EPCglobal—a nonprofit, worldwide consortium based in Brussels—manages this network. In addition to RFID, the EPCglobal Network will use existing Internet technologies to convey real-time information on items moving through supply chains. As a result, companies will be able to pinpoint the location of all goods contained in a shipment, even when those goods are in a trading partner's possession.
Henri Barthel, CTO of EPCglobal, says having technology vendors and users comply with the standards of the EPCglobal Architecture Framework will have numerous benefits, starting with an easy means of letting trading partners know which items have been shipped to them. Other benefits, according to Barthel, include the ability to alert trading partners—without fear of the message being lost or misinterpreted—of any problems that may occur during product shipment, such as a truck breakdown, or the temperature in a refrigerated railcar dropping below acceptable levels.

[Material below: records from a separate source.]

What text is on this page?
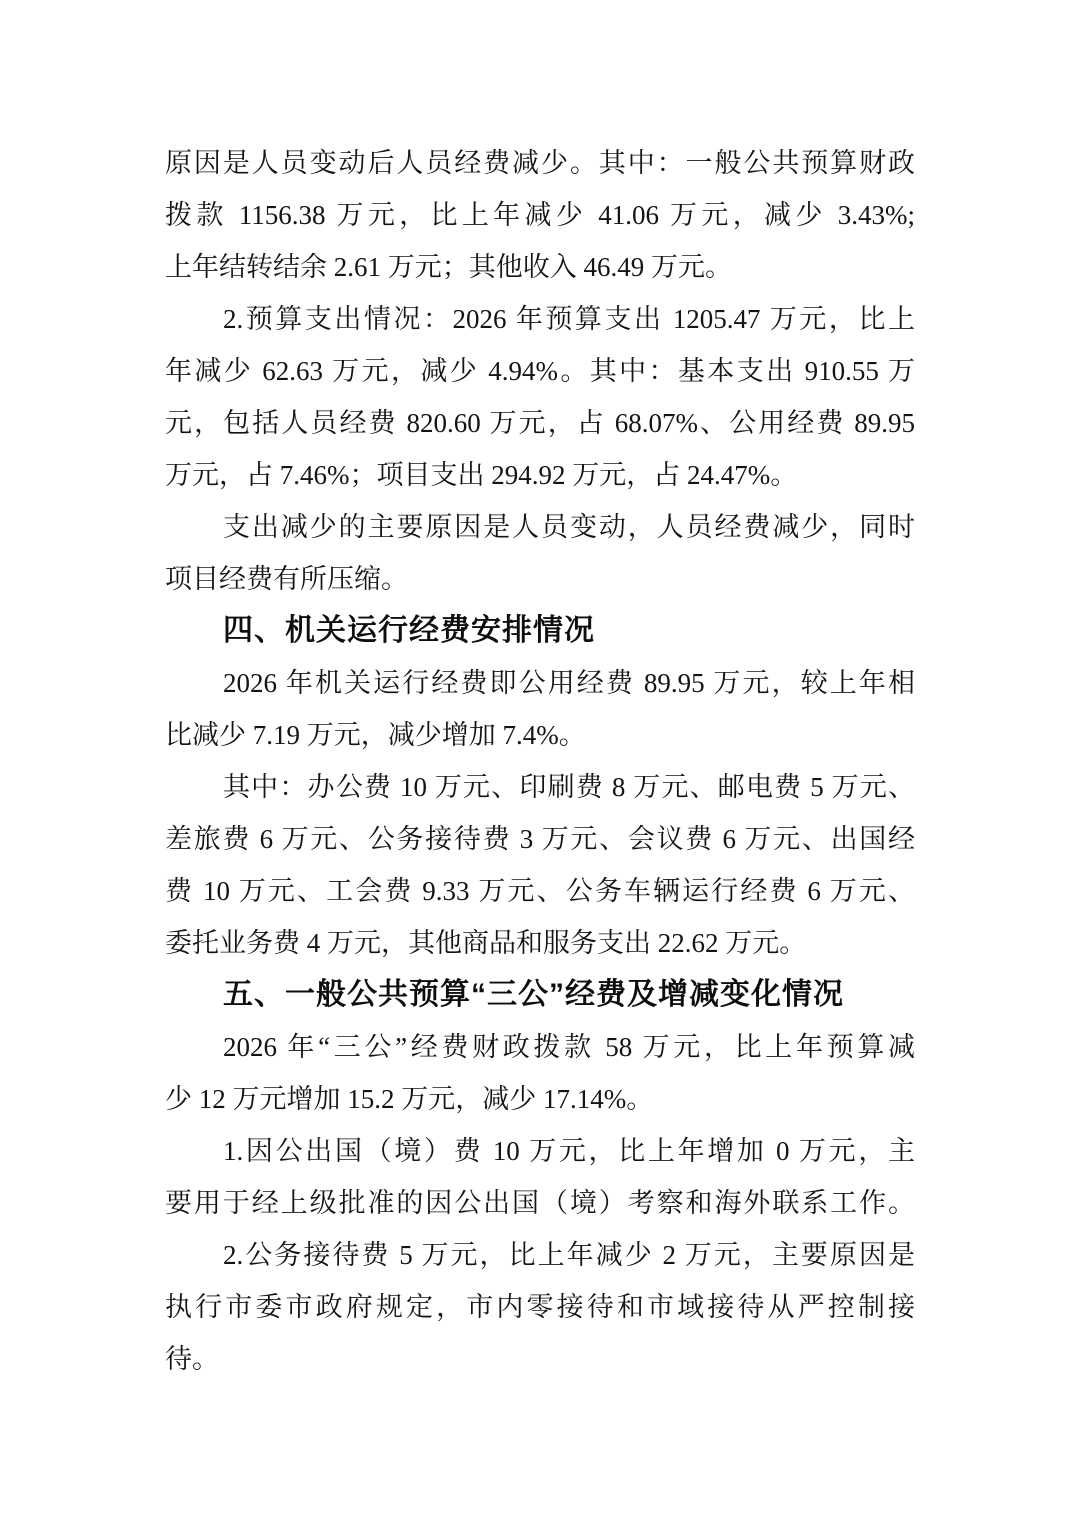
原因是人员变动后人员经费减少。其中：一般公共预算财政
拨款 1156.38 万元，比上年减少 41.06 万元，减少 3.43%;
上年结转结余 2.61 万元；其他收入 46.49 万元。
2.预算支出情况：2026 年预算支出 1205.47 万元，比上
年减少 62.63 万元，减少 4.94%。其中：基本支出 910.55 万
元，包括人员经费 820.60 万元，占 68.07%、公用经费 89.95
万元，占 7.46%；项目支出 294.92 万元，占 24.47%。
支出减少的主要原因是人员变动，人员经费减少，同时
项目经费有所压缩。
四、机关运行经费安排情况
2026 年机关运行经费即公用经费 89.95 万元，较上年相
比减少 7.19 万元，减少增加 7.4%。
其中：办公费 10 万元、印刷费 8 万元、邮电费 5 万元、
差旅费 6 万元、公务接待费 3 万元、会议费 6 万元、出国经
费 10 万元、工会费 9.33 万元、公务车辆运行经费 6 万元、
委托业务费 4 万元，其他商品和服务支出 22.62 万元。
五、一般公共预算“三公”经费及增减变化情况
2026 年“三公”经费财政拨款 58 万元，比上年预算减
少 12 万元增加 15.2 万元，减少 17.14%。
1.因公出国（境）费 10 万元，比上年增加 0 万元，主
要用于经上级批准的因公出国（境）考察和海外联系工作。
2.公务接待费 5 万元，比上年减少 2 万元，主要原因是
执行市委市政府规定，市内零接待和市域接待从严控制接
待。
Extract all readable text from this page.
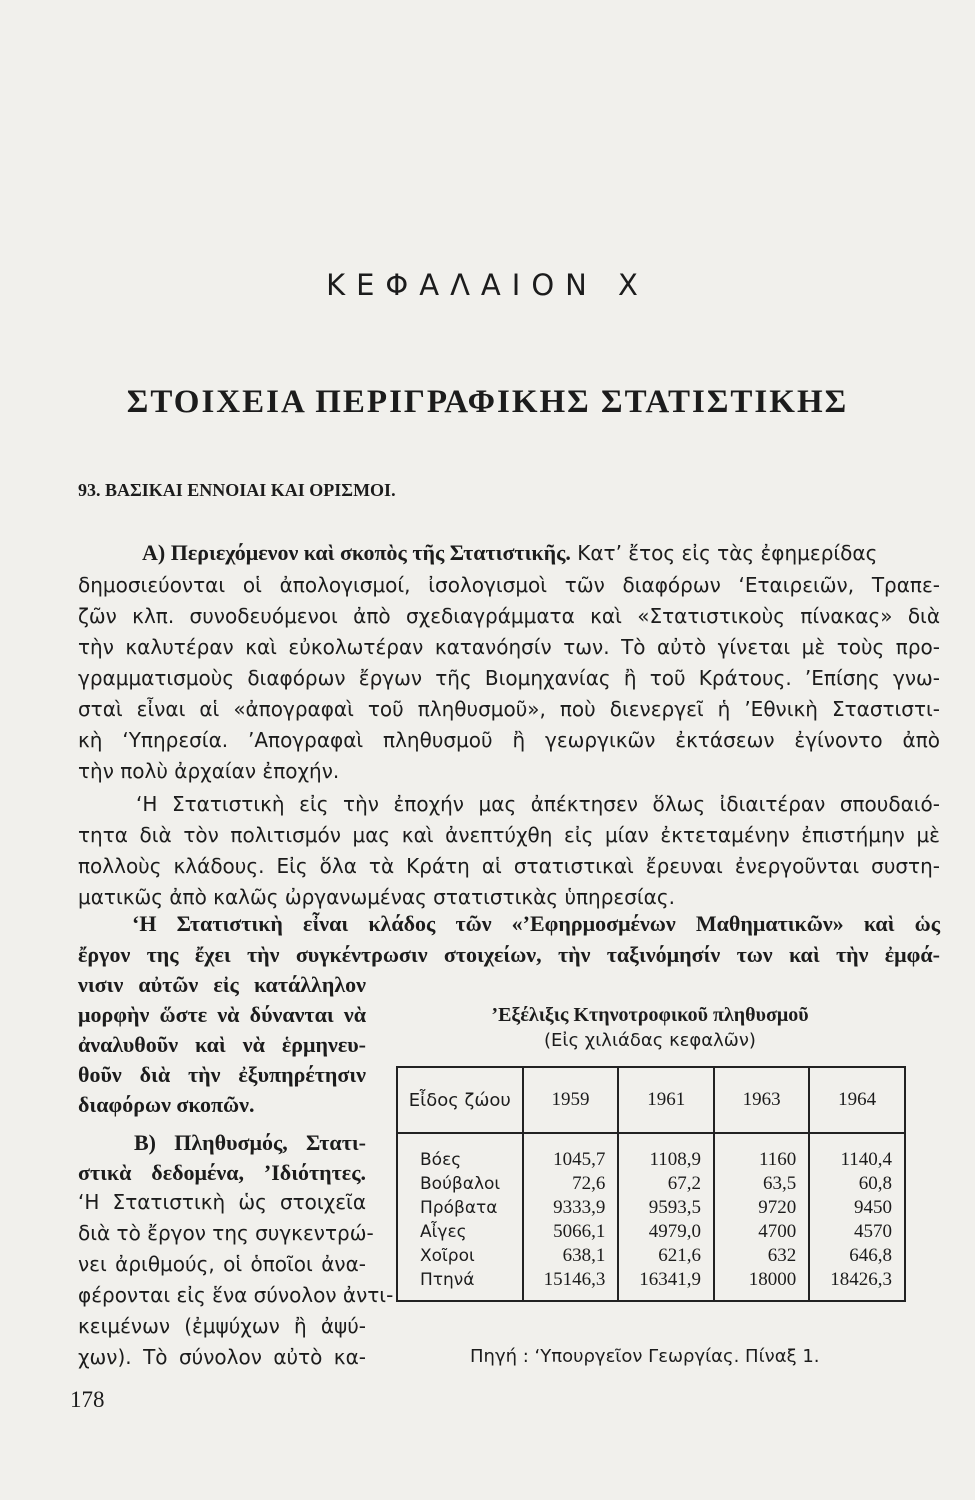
ΚΕΦΑΛΑΙΟΝ X
ΣΤΟΙΧΕΙΑ ΠΕΡΙΓΡΑΦΙΚΗΣ ΣΤΑΤΙΣΤΙΚΗΣ
93. ΒΑΣΙΚΑΙ ΕΝΝΟΙΑΙ ΚΑΙ ΟΡΙΣΜΟΙ.
Α) Περιεχόμενον καὶ σκοπὸς τῆς Στατιστικῆς. Κατ’ ἔτος εἰς τὰς ἐφημερίδας
δημοσιεύονται οἱ ἀπολογισμοί, ἰσολογισμοὶ τῶν διαφόρων ‘Εταιρειῶν, Τραπε-
ζῶν κλπ. συνοδευόμενοι ἀπὸ σχεδιαγράμματα καὶ «Στατιστικοὺς πίνακας» διὰ
τὴν καλυτέραν καὶ εὐκολωτέραν κατανόησίν των. Τὸ αὐτὸ γίνεται μὲ τοὺς προ-
γραμματισμοὺς διαφόρων ἔργων τῆς Βιομηχανίας ἢ τοῦ Κράτους. ’Επίσης γνω-
σταὶ εἶναι αἱ «ἀπογραφαὶ τοῦ πληθυσμοῦ», ποὺ διενεργεῖ ἡ ’Εθνικὴ Σταστιστι-
κὴ ‘Υπηρεσία. ’Απογραφαὶ πληθυσμοῦ ἢ γεωργικῶν ἐκτάσεων ἐγίνοντο ἀπὸ
τὴν πολὺ ἀρχαίαν ἐποχήν.
‘Η Στατιστικὴ εἰς τὴν ἐποχήν μας ἀπέκτησεν ὅλως ἰδιαιτέραν σπουδαιό-
τητα διὰ τὸν πολιτισμόν μας καὶ ἀνεπτύχθη εἰς μίαν ἐκτεταμένην ἐπιστήμην μὲ
πολλοὺς κλάδους. Εἰς ὅλα τὰ Κράτη αἱ στατιστικαὶ ἔρευναι ἐνεργοῦνται συστη-
ματικῶς ἀπὸ καλῶς ὠργανωμένας στατιστικὰς ὑπηρεσίας.
‘Η Στατιστικὴ εἶναι κλάδος τῶν «’Εφηρμοσμένων Μαθηματικῶν» καὶ ὡς
ἔργον της ἔχει τὴν συγκέντρωσιν στοιχείων, τὴν ταξινόμησίν των καὶ τὴν ἐμφά-
νισιν αὐτῶν εἰς κατάλληλον
μορφὴν ὥστε νὰ δύνανται νὰ
ἀναλυθοῦν καὶ νὰ ἑρμηνευ-
θοῦν διὰ τὴν ἐξυπηρέτησιν
διαφόρων σκοπῶν.
Β) Πληθυσμός, Στατι-
στικὰ δεδομένα, ’Ιδιότητες.
‘Η Στατιστικὴ ὡς στοιχεῖα
διὰ τὸ ἔργον της συγκεντρώ-
νει ἀριθμούς, οἱ ὁποῖοι ἀνα-
φέρονται εἰς ἕνα σύνολον ἀντι-
κειμένων (ἐμψύχων ἢ ἀψύ-
χων). Τὸ σύνολον αὐτὸ κα-
’Εξέλιξις Κτηνοτροφικοῦ πληθυσμοῦ
(Εἰς χιλιάδας κεφαλῶν)
Εἶδος ζώου	1959	1961	1963	1964
Βόες	1045,7	1108,9	1160	1140,4
Βούβαλοι	72,6	67,2	63,5	60,8
Πρόβατα	9333,9	9593,5	9720	9450
Αἶγες	5066,1	4979,0	4700	4570
Χοῖροι	638,1	621,6	632	646,8
Πτηνά	15146,3	16341,9	18000	18426,3
Πηγή : ‘Υπουργεῖον Γεωργίας. Πίναξ 1.
178
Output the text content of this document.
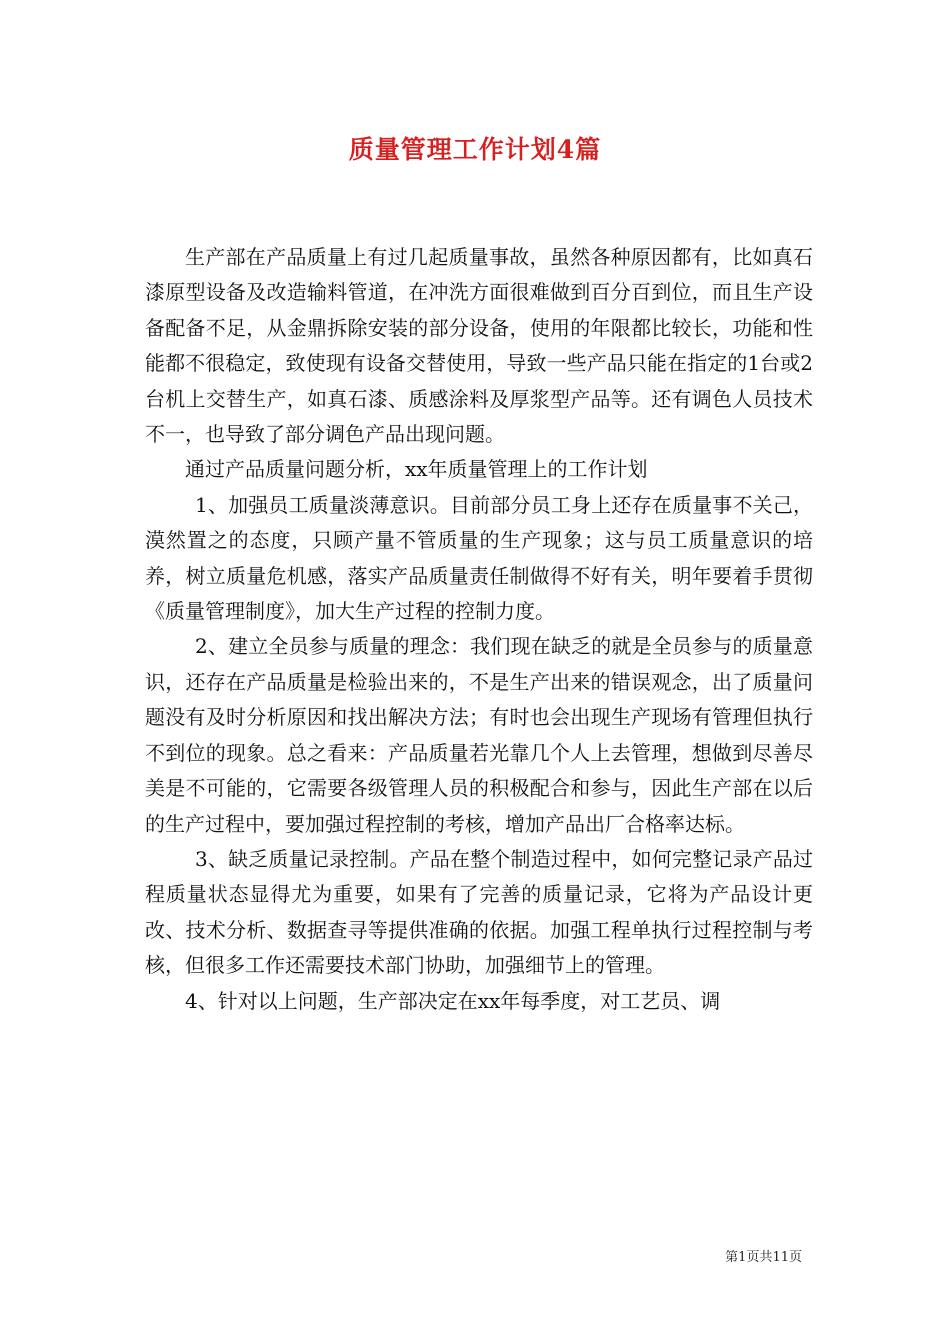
质量管理工作计划4篇

生产部在产品质量上有过几起质量事故，虽然各种原因都有，比如真石漆原型设备及改造输料管道，在冲洗方面很难做到百分百到位，而且生产设备配备不足，从金鼎拆除安装的部分设备，使用的年限都比较长，功能和性能都不很稳定，致使现有设备交替使用，导致一些产品只能在指定的1台或2台机上交替生产，如真石漆、质感涂料及厚浆型产品等。还有调色人员技术不一，也导致了部分调色产品出现问题。

通过产品质量问题分析，xx年质量管理上的工作计划

1、加强员工质量淡薄意识。目前部分员工身上还存在质量事不关己，漠然置之的态度，只顾产量不管质量的生产现象；这与员工质量意识的培养，树立质量危机感，落实产品质量责任制做得不好有关，明年要着手贯彻《质量管理制度》，加大生产过程的控制力度。

2、建立全员参与质量的理念：我们现在缺乏的就是全员参与的质量意识，还存在产品质量是检验出来的，不是生产出来的错误观念，出了质量问题没有及时分析原因和找出解决方法；有时也会出现生产现场有管理但执行不到位的现象。总之看来：产品质量若光靠几个人上去管理，想做到尽善尽美是不可能的，它需要各级管理人员的积极配合和参与，因此生产部在以后的生产过程中，要加强过程控制的考核，增加产品出厂合格率达标。

3、缺乏质量记录控制。产品在整个制造过程中，如何完整记录产品过程质量状态显得尤为重要，如果有了完善的质量记录，它将为产品设计更改、技术分析、数据查寻等提供准确的依据。加强工程单执行过程控制与考核，但很多工作还需要技术部门协助，加强细节上的管理。

4、针对以上问题，生产部决定在xx年每季度，对工艺员、调

第1页共11页
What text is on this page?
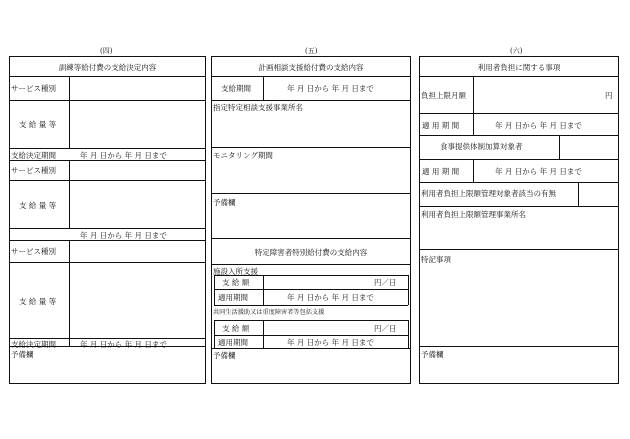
(四)	(五)	(六)
訓練等給付費の支給決定内容
サービス種別
支 給 量 等
支給決定期間	年 月 日から 年 月 日まで
サービス種別
支 給 量 等
年 月 日から 年 月 日まで
サービス種別
支 給 量 等
支給決定期間	年 月 日から 年 月 日まで
予備欄
計画相談支援給付費の支給内容
支給期間	年 月 日から 年 月 日まで
指定特定相談支援事業所名
モニタリング期間
予備欄
特定障害者特別給付費の支給内容
施設入所支援
支 給 額	円／日
適用期間	年 月 日から 年 月 日まで
共同生活援助又は重度障害者等包括支援
支 給 額	円／日
適用期間	年 月 日から 年 月 日まで
予備欄
利用者負担に関する事項
負担上限月額	円
適 用 期 間	年 月 日から 年 月 日まで
食事提供体制加算対象者
適 用 期 間	年 月 日から 年 月 日まで
利用者負担上限額管理対象者該当の有無
利用者負担上限額管理事業所名
特記事項
予備欄
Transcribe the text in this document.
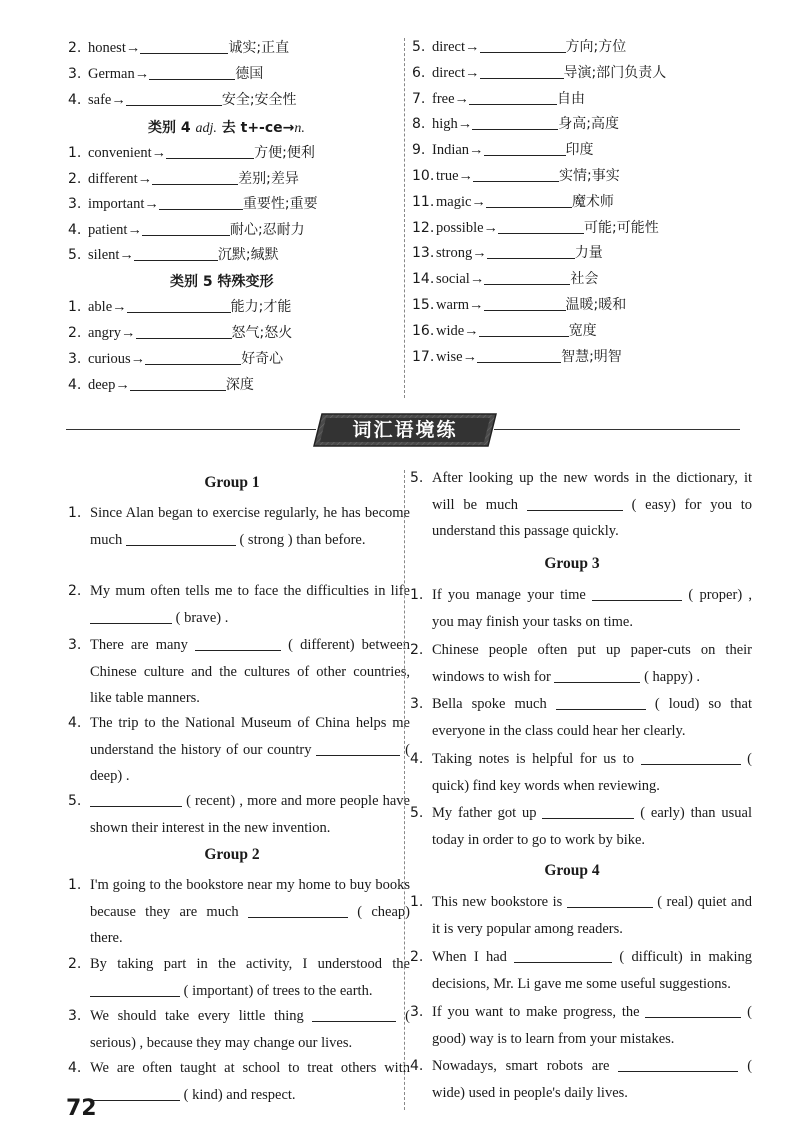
2. honest→	诚实;正直
3. German→	德国
4. safe→	安全;安全性
类别 4 adj. 去 t+-ce→n.
1. convenient→	方便;便利
2. different→	差别;差异
3. important→	重要性;重要
4. patient→	耐心;忍耐力
5. silent→	沉默;缄默
类别 5 特殊变形
1. able→	能力;才能
2. angry→	怒气;怒火
3. curious→	好奇心
4. deep→	深度
5. direct→	方向;方位
6. direct→	导演;部门负责人
7. free→	自由
8. high→	身高;高度
9. Indian→	印度
10. true→	实情;事实
11. magic→	魔术师
12. possible→	可能;可能性
13. strong→	力量
14. social→	社会
15. warm→	温暖;暖和
16. wide→	宽度
17. wise→	智慧;明智
词汇语境练
Group 1
1. Since Alan began to exercise regularly, he has become much	( strong ) than before.
2. My mum often tells me to face the difficulties in life  ( brave) .
3. There are many	( different) between Chinese culture and the cultures of other countries, like table manners.
4. The trip to the National Museum of China helps me understand the history of our country	( deep) .
5.	( recent) , more and more people have shown their interest in the new invention.
Group 2
1. I'm going to the bookstore near my home to buy books because they are much	( cheap) there.
2. By taking part in the activity, I understood the  ( important) of trees to the earth.
3. We should take every little thing	( serious) , because they may change our lives.
4. We are often taught at school to treat others with  ( kind) and respect.
5. After looking up the new words in the dictionary, it will be much	( easy) for you to understand this passage quickly.
Group 3
1. If you manage your time	( proper) , you may finish your tasks on time.
2. Chinese people often put up paper-cuts on their windows to wish for	( happy) .
3. Bella spoke much	( loud) so that everyone in the class could hear her clearly.
4. Taking notes is helpful for us to	( quick) find key words when reviewing.
5. My father got up	( early) than usual today in order to go to work by bike.
Group 4
1. This new bookstore is	( real) quiet and it is very popular among readers.
2. When I had	( difficult) in making decisions, Mr. Li gave me some useful suggestions.
3. If you want to make progress, the	( good) way is to learn from your mistakes.
4. Nowadays, smart robots are	( wide) used in people's daily lives.
72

Today, manufacturers wanting such capability have little choice: they build solutions themselves, or use proprietary systems such as Wal-Mart Retail Link, which helps Wal-Mart and its suppliers communicate. Tomorrow's choices should be wider. "We expect this framework document will serve both end users and technology providers as a road map," says Chris Adcock, president of EPCglobal.
Members of the EPCglobal consortium—including major manufacturers and retailers such as Cincinnati-based Procter & Gamble; Northfield, Ill.-based Kraft Foods; and Cheshunt, U.K.-based Tesco—contributed to the drafting of the framework.
While publishing the framework document is a significant step, Barthel says it will be some time before the EPCglobal Network is fully operational. "There are a number of pilot projects under way," he says, "but a significant implementation is some way off."